L’orchestre d’hommes-orchestres (L’ODHO)

Little did Bruno Bouchard, Jasmin Cloutier, Simon Drouin and Simon Elmaleh know when they founded L’orchestre d’hommes-orchestres, in the city of Québec in 2002 that they were laying the foundations for a new framework for the performing arts (music, productions, street theatre, street shows). At the outset a music project, L’orchestre d’hommes-orchestres soon metamorphosed into an interdisciplinary experimental workshop. Revolving around the character of the one-man band (the all-rounder, with no one specific talent, who could do everything at once), the group dabbled in many directions, without the prerequisite expertise or experience. Looking outside the box, they have redefined virtuosity. Their experimentation takes the group away from uniformity and standardization. Their work is, to some extent a reaching out to intelligence and resourcefulness. It is also their attempt to build a bridge between contemporary art and popular culture.

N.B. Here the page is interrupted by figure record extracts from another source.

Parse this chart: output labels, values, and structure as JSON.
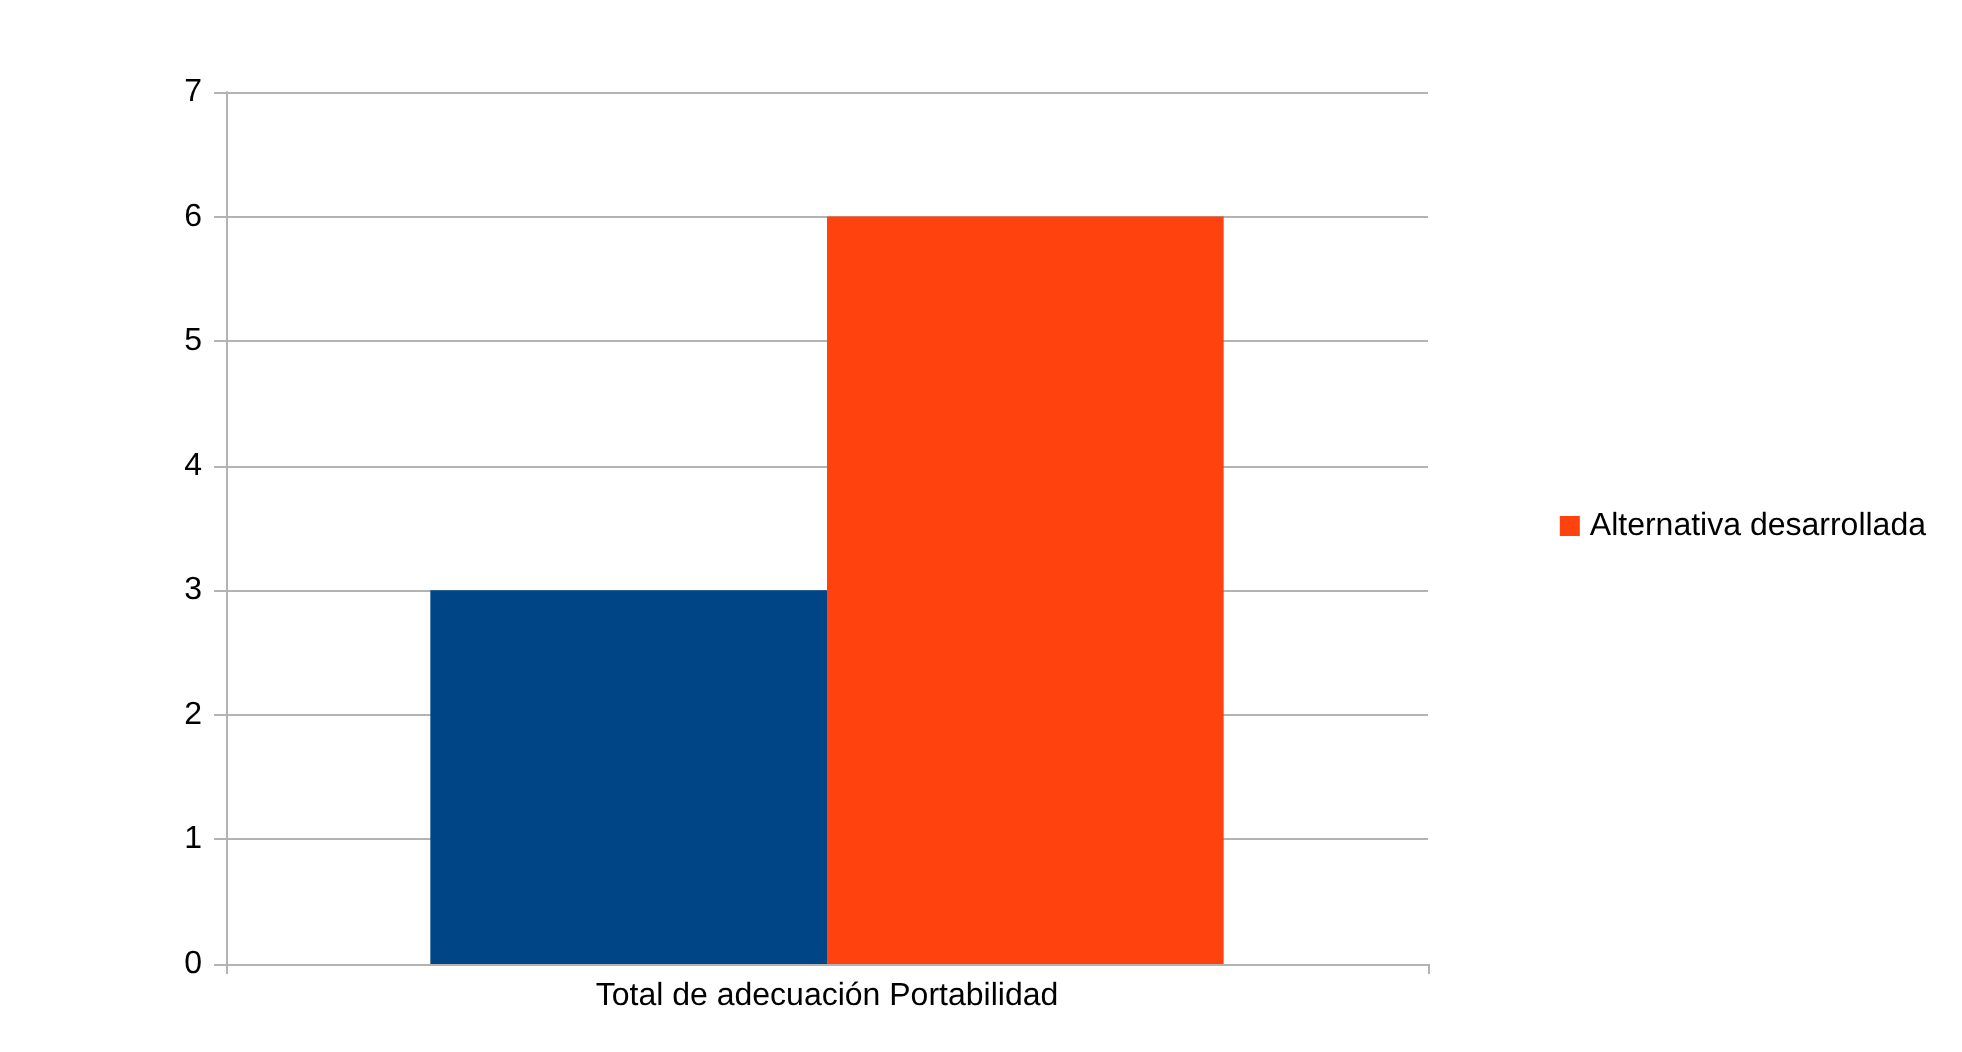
{
  "chart_data": {
    "type": "bar",
    "categories": [
      "Total de adecuación Portabilidad"
    ],
    "series": [
      {
        "color": "#004586",
        "values": [
          3
        ]
      },
      {
        "name": "Alternativa desarrollada",
        "color": "#ff420e",
        "values": [
          6
        ]
      }
    ],
    "ylim": [
      0,
      7
    ],
    "yticks": [
      0,
      1,
      2,
      3,
      4,
      5,
      6,
      7
    ],
    "grid": "y",
    "legend": "right"
  }
}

The group’s first production in 2002, from a Tom Waits repertoire, continues to stir up wide enthusiasm. In summer 2008, the group created two new projects inspired by a 1963 Chevrolet milk truck: Mobiloscope, a video performance that questions the fundamentals of memory, and Tintamarre Caravane, a musical for a barrel organ wagon. Theirs is said to be “music that can be seen.”